[LeetCode]Combination Sum
Given a set of candidate numbers (C) and a target number (T), find all unique combinations in C where the candidate numbers sums to T.
The same repeated number may be chosen from C unlimited number of times.
Note:
- All numbers (including target) will be positive integers.
- Elements in a combination (a1, a2, … , ak) must be in non-descending order. (ie, a1 ≤ a2 ≤ … ≤ ak).
- The solution set must not contain duplicate combinations.

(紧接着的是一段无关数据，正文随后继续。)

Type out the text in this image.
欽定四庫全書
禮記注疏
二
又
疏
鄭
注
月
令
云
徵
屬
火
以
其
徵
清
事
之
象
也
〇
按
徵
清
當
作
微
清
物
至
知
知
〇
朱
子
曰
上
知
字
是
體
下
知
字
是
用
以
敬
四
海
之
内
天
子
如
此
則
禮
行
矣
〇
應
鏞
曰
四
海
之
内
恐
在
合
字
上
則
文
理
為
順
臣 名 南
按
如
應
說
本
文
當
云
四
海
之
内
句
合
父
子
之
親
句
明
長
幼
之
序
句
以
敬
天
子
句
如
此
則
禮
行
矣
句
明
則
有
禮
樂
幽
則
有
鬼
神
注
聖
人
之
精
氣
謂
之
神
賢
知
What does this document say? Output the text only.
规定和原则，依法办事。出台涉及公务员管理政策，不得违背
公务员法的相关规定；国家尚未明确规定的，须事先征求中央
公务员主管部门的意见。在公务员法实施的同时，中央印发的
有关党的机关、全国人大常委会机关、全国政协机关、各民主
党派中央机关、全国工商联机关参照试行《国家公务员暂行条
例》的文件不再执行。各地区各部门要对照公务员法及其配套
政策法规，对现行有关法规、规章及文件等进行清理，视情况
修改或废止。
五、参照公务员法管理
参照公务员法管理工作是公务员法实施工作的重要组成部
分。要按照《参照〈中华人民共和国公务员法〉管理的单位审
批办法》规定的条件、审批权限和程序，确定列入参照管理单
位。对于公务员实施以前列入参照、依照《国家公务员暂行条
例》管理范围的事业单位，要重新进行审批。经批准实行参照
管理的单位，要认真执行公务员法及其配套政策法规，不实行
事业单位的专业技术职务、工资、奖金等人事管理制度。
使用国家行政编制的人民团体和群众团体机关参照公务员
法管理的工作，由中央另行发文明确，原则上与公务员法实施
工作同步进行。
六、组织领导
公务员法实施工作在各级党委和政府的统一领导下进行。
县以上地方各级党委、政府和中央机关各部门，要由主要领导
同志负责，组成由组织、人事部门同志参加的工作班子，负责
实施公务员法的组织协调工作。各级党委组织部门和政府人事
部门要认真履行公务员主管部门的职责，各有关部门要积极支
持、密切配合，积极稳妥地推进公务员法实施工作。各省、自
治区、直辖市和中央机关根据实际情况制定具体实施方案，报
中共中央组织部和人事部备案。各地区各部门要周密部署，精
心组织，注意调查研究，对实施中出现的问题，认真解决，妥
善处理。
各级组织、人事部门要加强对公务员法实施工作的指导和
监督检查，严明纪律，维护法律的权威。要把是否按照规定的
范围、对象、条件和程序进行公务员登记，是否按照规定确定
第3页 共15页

For example, given candidate set 2,3,6,7 and target 7,
A solution set is:
[7]
[2, 2, 3]
先想到的是背包...不过要得到所有结果,而不是结果数量,就用了DFS
写了一下,又参考了一下,有两种思路, 一种是统计各个数的需求个数,另一个是累加达到target 基本一致吧
class Solution {
private:
vector<vector <int> > ret;
vector <int> count;
public:
void help(int current_index, int max_index, int target , vector<int> & candidates){
if(target <0)
return ;
if(current_index == max_index)
{
if(target == 0)
{
vector<int> tmp;
for(int i = 0 ; i < max_index; i++)
for(int j = 0 ; j < count[i]; j++)
tmp.push_back(candidates[i]);
ret.push_back(tmp);
return ;
}
return ;
}
for(int i = 0; i <= target/candidates[current_index] ; i++)
{
count[current_index] = i;
help(current_index+1,max_index, target - i*candidates[current_index],candidates);
}
}
vector<vector<int> > combinationSum(vector<int> &candidates, int target) {
// Start typing your C/C++ solution below
// DO NOT write int main() function
ret.clear();
if(candidates.size()==0)
return ret;
sort (candidates.begin(),candidates.end());
count.clear();
count.resize(candidates.size());
help(0,candidates.size(), target,candidates);
return ret;
}
};